Our case highlights the nuanced care of early-stage GCT patients as we aim to maintain excellent cancer outcomes while minimizing treatment-related morbidity. In our patient, it is repeatedly illustrated that expertise and familiarity with GCTs is required from the time a patient seeks consultation for suspected or confirmed testicular cancer through potentially life-long survivorship. Our case makes it apparent that every step of the process requires careful attention to detail and experience with managing relatively rare clinical scenarios.
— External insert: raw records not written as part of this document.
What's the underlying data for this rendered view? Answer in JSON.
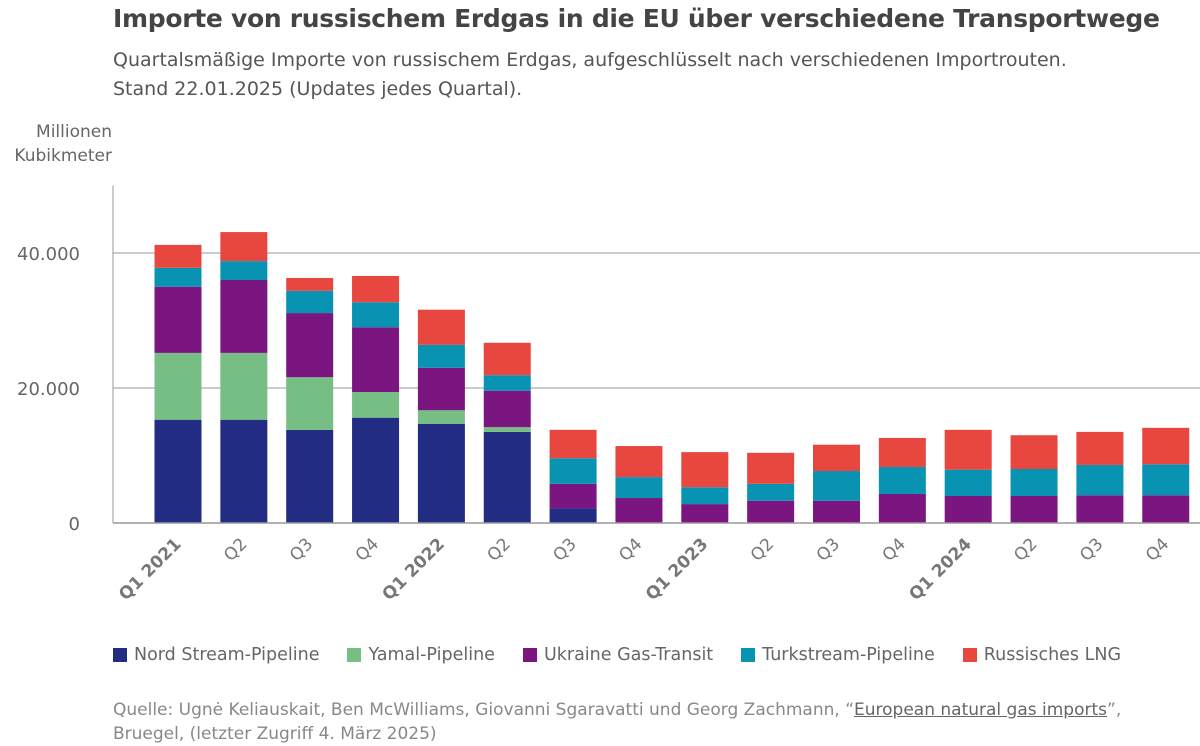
{
  "title": "Importe von russischem Erdgas in die EU über verschiedene Transportwege",
  "subtitle_line1": "Quartalsmäßige Importe von russischem Erdgas, aufgeschlüsselt nach verschiedenen Importrouten.",
  "subtitle_line2": "Stand 22.01.2025 (Updates jedes Quartal).",
  "source": {
    "prefix": "Quelle: Ugnė Keliauskait, Ben McWilliams, Giovanni Sgaravatti und Georg Zachmann, “",
    "link": "European natural gas imports",
    "suffix": "”,",
    "line2": "Bruegel, (letzter Zugriff 4. März 2025)"
  },
  "chart_data": {
    "type": "bar",
    "stacked": true,
    "ylabel_line1": "Millionen",
    "ylabel_line2": "Kubikmeter",
    "ylim": [
      0,
      50000
    ],
    "yticks": [
      {
        "v": 0,
        "label": "0"
      },
      {
        "v": 20000,
        "label": "20.000"
      },
      {
        "v": 40000,
        "label": "40.000"
      }
    ],
    "grid": true,
    "legend_position": "bottom",
    "categories": [
      "Q1 2021",
      "Q2",
      "Q3",
      "Q4",
      "Q1 2022",
      "Q2",
      "Q3",
      "Q4",
      "Q1 2023",
      "Q2",
      "Q3",
      "Q4",
      "Q1 2024",
      "Q2",
      "Q3",
      "Q4"
    ],
    "bold_categories": [
      "Q1 2021",
      "Q1 2022",
      "Q1 2023",
      "Q1 2024"
    ],
    "series": [
      {
        "name": "Nord Stream-Pipeline",
        "color": "#232c83",
        "values": [
          15300,
          15300,
          13800,
          15600,
          14700,
          13500,
          2200,
          0,
          0,
          0,
          0,
          0,
          0,
          0,
          0,
          0
        ]
      },
      {
        "name": "Yamal-Pipeline",
        "color": "#76be83",
        "values": [
          9900,
          9900,
          7800,
          3800,
          2000,
          700,
          0,
          0,
          0,
          0,
          0,
          0,
          0,
          0,
          0,
          0
        ]
      },
      {
        "name": "Ukraine Gas-Transit",
        "color": "#7b1680",
        "values": [
          9800,
          10800,
          9500,
          9600,
          6300,
          5400,
          3600,
          3700,
          2800,
          3300,
          3300,
          4300,
          4000,
          4000,
          4100,
          4100
        ]
      },
      {
        "name": "Turkstream-Pipeline",
        "color": "#0893b3",
        "values": [
          2800,
          2800,
          3300,
          3700,
          3400,
          2300,
          3800,
          3100,
          2500,
          2500,
          4400,
          4000,
          3900,
          4000,
          4500,
          4600
        ]
      },
      {
        "name": "Russisches LNG",
        "color": "#e8473f",
        "values": [
          3400,
          4300,
          1900,
          3900,
          5200,
          4800,
          4200,
          4600,
          5200,
          4600,
          3900,
          4300,
          5900,
          5000,
          4900,
          5400
        ]
      }
    ]
  }
}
Several key points from the AUA and EAU guidelines are exemplified in this case, which can broadly be summarized as moving carefully and deliberately, to confirm that appropriate, stage-specific principles are followed. In our case, monitoring of tumor markers, retroperitoneal lymph nodes, and equivocal scrotal mass highlight these concepts.
Testicular cancer patients are often in the primes of their lives and must contend with consequences of treatment-related decisions for many years. Expertise and experience for accurate diagnose and management and patient preferences prioritization are owed to these young cancer survivors.